Puede consultarse el estado de ratificación de los Estados firmantes del Convenio en la página web de la Conferencia de La Haya: http://www.hcch.net/index_es.php?act=conventions.status&cid=84
[12] Ilustrativo es el FJ 5º de la Sentencia del Juzgado de Primera Instancia N.34 de Barcelona: «Para concluir pues si el Convenio es o no aplicable al caso de autos no es necesario analizar y resolver si el sistema TCAS, instalado en las aeronaves siniestradas y fabricado por las demandadas, era o no defectuoso y si causó o contribuyó a la causación del accidente aéreo del día 1 de julio de 2002, como lo entienden ACSS y Honeywell en su contestación a la demanda. Ello constituye precisamente el objeto del proceso, determinar y resolver si el producto fabricado por las demandadas adolece de alguno de los defectos que detalla la parte actora y su relación con el resultado lesivo, lo que se hará con la debida valoración conjunta de la prueba practicada. No puede pretenderse que se analice si el producto TCAS instalado era o no defectuoso y su relación con el siniestro para determinar si el Convenio es o no aplicable. A estos últimos efectos, bastará que se ejercite una acción sobre la responsabilidad de los fabricantes de un producto acabado o de sus componentes que se considere defectuoso, por los daños que dicho producto, en los términos del Convenio, haya causado, como es el caso que nos ocupa, de modo que, en base a la ley aplicable a la que lleve el Convenio, la parte demandante preparará su demanda y sus pretensiones concretas».

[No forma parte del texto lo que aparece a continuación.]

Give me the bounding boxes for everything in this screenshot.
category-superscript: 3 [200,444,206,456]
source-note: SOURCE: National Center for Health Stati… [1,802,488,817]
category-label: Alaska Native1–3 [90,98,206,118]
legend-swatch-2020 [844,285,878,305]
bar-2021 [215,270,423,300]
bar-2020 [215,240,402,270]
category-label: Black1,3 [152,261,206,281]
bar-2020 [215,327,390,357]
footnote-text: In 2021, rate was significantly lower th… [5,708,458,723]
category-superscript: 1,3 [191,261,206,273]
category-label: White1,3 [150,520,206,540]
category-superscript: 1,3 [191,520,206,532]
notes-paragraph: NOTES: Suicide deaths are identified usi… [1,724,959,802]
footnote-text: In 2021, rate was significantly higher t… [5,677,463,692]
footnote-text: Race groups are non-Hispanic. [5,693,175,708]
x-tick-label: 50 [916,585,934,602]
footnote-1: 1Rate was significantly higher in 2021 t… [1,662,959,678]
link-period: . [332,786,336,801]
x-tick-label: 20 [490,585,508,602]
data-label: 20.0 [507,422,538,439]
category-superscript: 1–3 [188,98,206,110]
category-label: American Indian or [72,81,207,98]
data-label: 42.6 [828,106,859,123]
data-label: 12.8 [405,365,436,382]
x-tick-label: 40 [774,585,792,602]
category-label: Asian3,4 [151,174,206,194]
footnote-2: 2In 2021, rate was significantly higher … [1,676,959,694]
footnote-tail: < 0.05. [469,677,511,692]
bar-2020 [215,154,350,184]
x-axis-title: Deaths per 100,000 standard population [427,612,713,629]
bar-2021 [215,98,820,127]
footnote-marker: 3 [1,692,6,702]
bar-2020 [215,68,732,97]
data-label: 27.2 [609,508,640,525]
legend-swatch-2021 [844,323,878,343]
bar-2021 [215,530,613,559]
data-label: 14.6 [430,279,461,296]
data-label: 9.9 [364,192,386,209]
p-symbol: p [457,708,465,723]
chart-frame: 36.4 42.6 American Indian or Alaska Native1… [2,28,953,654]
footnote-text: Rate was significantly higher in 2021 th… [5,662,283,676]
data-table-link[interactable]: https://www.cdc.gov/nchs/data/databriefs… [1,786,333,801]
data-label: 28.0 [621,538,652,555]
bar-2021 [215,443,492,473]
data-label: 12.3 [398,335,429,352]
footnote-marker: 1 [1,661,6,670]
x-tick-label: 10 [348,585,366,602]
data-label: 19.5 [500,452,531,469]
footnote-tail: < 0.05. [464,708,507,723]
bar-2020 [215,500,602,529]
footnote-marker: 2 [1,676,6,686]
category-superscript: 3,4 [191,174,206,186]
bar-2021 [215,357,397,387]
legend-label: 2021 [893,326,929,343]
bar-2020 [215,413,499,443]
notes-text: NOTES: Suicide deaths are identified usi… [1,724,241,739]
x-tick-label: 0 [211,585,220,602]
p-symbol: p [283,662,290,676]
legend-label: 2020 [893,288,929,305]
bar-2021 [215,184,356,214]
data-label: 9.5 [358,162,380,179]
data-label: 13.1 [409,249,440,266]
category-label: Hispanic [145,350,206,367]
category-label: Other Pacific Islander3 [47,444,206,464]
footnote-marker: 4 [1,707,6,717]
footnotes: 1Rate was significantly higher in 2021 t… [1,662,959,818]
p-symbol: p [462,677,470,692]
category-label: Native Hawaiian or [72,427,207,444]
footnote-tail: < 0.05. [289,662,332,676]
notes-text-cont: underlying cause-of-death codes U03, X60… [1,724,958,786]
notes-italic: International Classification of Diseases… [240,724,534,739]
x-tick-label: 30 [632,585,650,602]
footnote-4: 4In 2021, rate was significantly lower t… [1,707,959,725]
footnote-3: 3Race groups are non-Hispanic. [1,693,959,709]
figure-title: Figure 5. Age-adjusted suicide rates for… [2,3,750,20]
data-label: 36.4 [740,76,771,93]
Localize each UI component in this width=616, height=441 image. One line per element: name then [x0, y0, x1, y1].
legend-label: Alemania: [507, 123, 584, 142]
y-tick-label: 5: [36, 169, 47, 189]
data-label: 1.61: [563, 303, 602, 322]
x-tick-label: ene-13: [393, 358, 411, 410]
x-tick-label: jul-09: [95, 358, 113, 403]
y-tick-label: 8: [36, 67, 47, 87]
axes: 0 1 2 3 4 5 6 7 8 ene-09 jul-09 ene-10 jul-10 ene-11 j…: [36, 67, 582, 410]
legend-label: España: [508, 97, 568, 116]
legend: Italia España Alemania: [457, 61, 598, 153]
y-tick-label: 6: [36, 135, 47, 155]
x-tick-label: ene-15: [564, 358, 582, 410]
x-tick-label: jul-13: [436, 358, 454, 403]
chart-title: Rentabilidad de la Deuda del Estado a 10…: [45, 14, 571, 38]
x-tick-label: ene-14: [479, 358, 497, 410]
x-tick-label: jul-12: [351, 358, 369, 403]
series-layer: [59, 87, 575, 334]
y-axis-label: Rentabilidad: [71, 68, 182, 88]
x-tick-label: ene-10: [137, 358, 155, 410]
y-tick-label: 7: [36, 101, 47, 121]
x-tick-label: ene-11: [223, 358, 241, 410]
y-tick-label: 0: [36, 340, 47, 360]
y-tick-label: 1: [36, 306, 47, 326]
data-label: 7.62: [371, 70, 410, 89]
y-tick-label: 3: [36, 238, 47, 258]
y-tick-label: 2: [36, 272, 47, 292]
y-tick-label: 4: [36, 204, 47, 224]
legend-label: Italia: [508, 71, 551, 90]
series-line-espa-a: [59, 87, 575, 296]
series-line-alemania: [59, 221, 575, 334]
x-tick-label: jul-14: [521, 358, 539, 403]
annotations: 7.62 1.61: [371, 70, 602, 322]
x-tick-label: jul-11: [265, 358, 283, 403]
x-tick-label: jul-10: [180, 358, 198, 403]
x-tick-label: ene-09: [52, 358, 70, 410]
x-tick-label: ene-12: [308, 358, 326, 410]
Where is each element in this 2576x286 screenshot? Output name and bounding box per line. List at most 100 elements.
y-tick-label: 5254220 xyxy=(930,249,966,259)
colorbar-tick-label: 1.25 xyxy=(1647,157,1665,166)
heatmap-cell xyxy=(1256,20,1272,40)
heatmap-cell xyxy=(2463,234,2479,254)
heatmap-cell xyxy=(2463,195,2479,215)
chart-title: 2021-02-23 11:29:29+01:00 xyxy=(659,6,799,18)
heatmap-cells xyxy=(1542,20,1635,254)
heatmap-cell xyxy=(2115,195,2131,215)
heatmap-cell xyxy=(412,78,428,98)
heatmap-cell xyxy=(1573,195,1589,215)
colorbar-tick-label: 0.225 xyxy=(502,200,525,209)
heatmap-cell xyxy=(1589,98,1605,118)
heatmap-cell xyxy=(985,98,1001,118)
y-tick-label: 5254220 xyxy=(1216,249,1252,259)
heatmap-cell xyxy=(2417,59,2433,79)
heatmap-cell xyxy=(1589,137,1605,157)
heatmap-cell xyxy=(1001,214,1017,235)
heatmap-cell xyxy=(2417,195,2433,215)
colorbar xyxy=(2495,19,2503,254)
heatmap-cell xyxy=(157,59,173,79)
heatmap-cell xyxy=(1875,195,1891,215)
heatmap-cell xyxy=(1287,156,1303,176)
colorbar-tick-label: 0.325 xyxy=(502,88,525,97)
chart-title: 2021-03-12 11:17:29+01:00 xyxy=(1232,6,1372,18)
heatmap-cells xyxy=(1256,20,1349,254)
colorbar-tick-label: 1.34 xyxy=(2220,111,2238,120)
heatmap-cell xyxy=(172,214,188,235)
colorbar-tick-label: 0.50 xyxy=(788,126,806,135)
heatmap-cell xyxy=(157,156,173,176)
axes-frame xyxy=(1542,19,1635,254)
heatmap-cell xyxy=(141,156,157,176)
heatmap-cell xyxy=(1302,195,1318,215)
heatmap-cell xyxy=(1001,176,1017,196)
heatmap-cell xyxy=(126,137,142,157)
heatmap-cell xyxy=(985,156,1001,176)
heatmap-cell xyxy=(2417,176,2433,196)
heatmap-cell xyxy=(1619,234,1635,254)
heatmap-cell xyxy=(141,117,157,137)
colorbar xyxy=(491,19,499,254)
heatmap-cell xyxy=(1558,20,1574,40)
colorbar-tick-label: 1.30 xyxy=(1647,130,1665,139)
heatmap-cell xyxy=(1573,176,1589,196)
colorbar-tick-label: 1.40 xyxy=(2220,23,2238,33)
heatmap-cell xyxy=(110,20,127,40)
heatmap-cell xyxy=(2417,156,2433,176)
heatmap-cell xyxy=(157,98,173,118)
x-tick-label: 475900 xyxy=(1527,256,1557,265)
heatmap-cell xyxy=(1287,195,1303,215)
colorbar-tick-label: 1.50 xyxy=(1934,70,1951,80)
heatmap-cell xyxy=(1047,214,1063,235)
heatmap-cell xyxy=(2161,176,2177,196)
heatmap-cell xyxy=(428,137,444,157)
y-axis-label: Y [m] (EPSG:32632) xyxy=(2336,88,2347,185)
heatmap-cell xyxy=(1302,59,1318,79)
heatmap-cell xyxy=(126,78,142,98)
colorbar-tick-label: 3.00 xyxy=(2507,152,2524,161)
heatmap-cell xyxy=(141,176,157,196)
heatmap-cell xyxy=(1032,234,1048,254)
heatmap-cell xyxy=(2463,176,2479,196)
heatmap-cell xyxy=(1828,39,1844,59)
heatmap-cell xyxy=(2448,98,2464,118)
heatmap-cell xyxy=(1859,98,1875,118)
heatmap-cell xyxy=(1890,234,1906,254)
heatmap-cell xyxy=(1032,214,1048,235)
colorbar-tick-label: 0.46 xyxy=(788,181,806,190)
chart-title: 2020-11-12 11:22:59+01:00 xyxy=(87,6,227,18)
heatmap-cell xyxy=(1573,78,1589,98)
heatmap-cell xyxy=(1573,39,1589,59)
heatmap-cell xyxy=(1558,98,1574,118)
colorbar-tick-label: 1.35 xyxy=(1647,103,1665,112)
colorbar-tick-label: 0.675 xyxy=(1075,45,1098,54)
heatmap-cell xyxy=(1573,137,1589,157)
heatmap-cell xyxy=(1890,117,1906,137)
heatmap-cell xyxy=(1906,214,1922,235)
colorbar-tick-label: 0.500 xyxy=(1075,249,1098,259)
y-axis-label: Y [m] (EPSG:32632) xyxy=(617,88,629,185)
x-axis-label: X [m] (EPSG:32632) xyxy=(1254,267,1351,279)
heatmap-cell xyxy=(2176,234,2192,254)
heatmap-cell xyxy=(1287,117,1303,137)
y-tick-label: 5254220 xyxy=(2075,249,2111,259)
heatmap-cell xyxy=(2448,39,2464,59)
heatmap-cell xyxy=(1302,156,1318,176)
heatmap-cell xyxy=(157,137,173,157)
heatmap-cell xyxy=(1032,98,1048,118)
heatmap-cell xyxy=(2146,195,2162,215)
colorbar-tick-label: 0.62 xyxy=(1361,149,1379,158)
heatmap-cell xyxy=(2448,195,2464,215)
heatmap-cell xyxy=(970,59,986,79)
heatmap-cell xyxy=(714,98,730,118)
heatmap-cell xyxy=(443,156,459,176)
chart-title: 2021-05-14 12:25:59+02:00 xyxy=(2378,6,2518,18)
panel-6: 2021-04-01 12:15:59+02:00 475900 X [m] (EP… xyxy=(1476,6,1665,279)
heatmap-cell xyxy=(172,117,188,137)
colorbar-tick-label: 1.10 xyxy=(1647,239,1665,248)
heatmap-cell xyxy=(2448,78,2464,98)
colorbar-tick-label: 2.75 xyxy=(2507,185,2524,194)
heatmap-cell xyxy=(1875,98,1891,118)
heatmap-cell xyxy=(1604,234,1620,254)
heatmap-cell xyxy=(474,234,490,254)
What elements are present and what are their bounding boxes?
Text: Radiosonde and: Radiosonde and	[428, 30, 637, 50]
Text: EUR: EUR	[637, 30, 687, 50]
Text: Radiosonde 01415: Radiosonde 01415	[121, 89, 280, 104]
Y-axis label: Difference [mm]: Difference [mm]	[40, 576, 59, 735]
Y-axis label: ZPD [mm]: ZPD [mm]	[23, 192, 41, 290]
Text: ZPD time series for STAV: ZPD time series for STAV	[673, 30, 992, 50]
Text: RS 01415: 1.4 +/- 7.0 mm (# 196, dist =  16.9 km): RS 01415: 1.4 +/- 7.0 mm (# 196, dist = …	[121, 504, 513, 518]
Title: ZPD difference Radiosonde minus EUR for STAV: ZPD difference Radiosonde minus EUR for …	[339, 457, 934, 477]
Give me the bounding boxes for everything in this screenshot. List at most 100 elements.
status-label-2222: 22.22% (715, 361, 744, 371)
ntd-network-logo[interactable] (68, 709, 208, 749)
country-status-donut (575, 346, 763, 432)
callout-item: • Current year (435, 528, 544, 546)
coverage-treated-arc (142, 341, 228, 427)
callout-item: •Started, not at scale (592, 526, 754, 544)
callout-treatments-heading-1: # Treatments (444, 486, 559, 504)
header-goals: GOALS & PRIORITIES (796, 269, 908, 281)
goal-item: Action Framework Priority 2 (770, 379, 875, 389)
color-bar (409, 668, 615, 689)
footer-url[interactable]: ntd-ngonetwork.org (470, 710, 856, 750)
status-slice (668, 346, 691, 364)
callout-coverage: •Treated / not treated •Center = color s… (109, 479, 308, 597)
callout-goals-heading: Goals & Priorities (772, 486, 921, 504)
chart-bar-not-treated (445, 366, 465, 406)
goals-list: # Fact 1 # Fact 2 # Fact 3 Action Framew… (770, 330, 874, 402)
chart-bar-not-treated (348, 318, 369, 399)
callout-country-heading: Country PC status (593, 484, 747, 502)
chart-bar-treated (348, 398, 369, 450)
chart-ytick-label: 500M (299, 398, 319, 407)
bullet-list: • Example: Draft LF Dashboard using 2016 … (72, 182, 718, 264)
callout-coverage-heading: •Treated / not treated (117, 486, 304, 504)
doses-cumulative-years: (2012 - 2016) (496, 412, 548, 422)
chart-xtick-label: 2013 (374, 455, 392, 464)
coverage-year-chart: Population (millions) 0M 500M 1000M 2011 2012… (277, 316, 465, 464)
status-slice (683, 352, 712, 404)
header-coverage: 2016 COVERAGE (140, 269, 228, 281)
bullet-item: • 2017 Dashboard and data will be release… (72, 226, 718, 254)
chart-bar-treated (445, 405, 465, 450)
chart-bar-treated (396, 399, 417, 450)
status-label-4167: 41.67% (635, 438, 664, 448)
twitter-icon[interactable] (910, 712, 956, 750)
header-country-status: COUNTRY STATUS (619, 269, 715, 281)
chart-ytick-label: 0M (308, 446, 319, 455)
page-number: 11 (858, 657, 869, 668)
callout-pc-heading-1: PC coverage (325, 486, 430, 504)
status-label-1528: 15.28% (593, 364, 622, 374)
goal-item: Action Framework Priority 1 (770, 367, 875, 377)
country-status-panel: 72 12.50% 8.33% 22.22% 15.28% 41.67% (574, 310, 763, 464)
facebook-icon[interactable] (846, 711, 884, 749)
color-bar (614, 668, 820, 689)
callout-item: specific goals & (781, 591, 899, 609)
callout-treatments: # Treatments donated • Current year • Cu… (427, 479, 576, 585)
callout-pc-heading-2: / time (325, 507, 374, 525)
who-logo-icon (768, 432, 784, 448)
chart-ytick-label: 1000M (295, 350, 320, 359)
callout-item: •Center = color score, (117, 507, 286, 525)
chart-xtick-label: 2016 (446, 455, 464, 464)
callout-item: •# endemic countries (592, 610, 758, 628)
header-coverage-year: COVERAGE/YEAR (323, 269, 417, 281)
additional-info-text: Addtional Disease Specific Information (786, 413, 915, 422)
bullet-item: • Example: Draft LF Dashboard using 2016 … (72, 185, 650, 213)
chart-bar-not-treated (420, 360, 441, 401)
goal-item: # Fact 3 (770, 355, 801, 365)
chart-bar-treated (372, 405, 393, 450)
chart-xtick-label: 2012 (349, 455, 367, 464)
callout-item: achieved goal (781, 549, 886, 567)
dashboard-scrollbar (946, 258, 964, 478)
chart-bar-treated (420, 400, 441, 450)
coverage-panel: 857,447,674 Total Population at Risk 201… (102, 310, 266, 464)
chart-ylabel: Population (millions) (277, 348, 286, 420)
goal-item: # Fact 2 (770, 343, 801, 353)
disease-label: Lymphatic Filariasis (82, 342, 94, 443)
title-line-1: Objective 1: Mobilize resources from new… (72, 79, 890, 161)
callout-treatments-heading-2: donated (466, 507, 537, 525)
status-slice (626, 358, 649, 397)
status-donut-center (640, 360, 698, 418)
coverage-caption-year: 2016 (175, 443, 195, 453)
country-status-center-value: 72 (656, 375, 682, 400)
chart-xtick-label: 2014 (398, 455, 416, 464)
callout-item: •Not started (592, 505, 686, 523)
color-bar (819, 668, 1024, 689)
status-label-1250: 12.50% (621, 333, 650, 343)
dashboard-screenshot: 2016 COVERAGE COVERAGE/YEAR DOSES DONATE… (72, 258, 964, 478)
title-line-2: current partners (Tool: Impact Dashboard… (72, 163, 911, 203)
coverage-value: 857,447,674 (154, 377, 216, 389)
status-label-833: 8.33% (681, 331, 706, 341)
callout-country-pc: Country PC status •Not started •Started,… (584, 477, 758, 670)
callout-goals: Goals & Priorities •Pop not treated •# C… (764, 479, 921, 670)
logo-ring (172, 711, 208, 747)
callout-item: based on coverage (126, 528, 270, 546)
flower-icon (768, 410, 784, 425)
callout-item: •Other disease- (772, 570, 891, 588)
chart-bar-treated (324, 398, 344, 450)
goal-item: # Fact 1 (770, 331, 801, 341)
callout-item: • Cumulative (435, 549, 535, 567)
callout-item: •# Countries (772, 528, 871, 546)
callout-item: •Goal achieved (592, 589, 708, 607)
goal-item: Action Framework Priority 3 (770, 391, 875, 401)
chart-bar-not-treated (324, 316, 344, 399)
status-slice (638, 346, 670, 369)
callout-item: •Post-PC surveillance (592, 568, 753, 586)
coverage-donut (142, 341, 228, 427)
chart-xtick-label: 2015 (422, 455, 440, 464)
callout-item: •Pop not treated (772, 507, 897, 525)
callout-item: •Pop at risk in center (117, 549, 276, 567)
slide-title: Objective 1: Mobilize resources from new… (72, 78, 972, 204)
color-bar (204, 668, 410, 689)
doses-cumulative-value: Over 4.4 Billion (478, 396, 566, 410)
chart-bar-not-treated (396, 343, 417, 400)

[13] Artículo 5b) CH’73: «No obstante lo dispuesto en el artículo 4, la legislación aplicable será el Derecho interno del Estado de residencia habitual de la persona directamente perjudicada en el caso de que dicho Estado sea también: (…) b)  el Estado en cuyo territorio hubiese sido adquirido el producto por la persona directamente perjudicada».
[14] Artículo 6 CH’73: «En el caso de que no fuere aplicable alguna de las legislaciones señaladas en los artículos 4 y 5, será aplicable el Derecho interno del Estado en que se halle el establecimiento principal de la persona a quien se le imputa la responsabilidad, a menos que el demandante base su reclamación en el Derecho interno del Estado en cuyo territorio se hubiere producido el daño».
[15] SAP Barcelona (sección 17ª ), de 7 de mayo de 2012, FJ 3º: «es tal el interés de las demandadas en que no se les aplique la Ley de sus respectivos Estados, que no sólo promovieron no ser juzgadas en su territorio por sus tribunales, sino que aquí han planteado, y mantenido en su recurso, que en caso de ser de aplicación el Convenio de la Haya, sería aplicable la legislación rusa, conforme a lo establecido en el artículo 5 b) de dicho Convenio».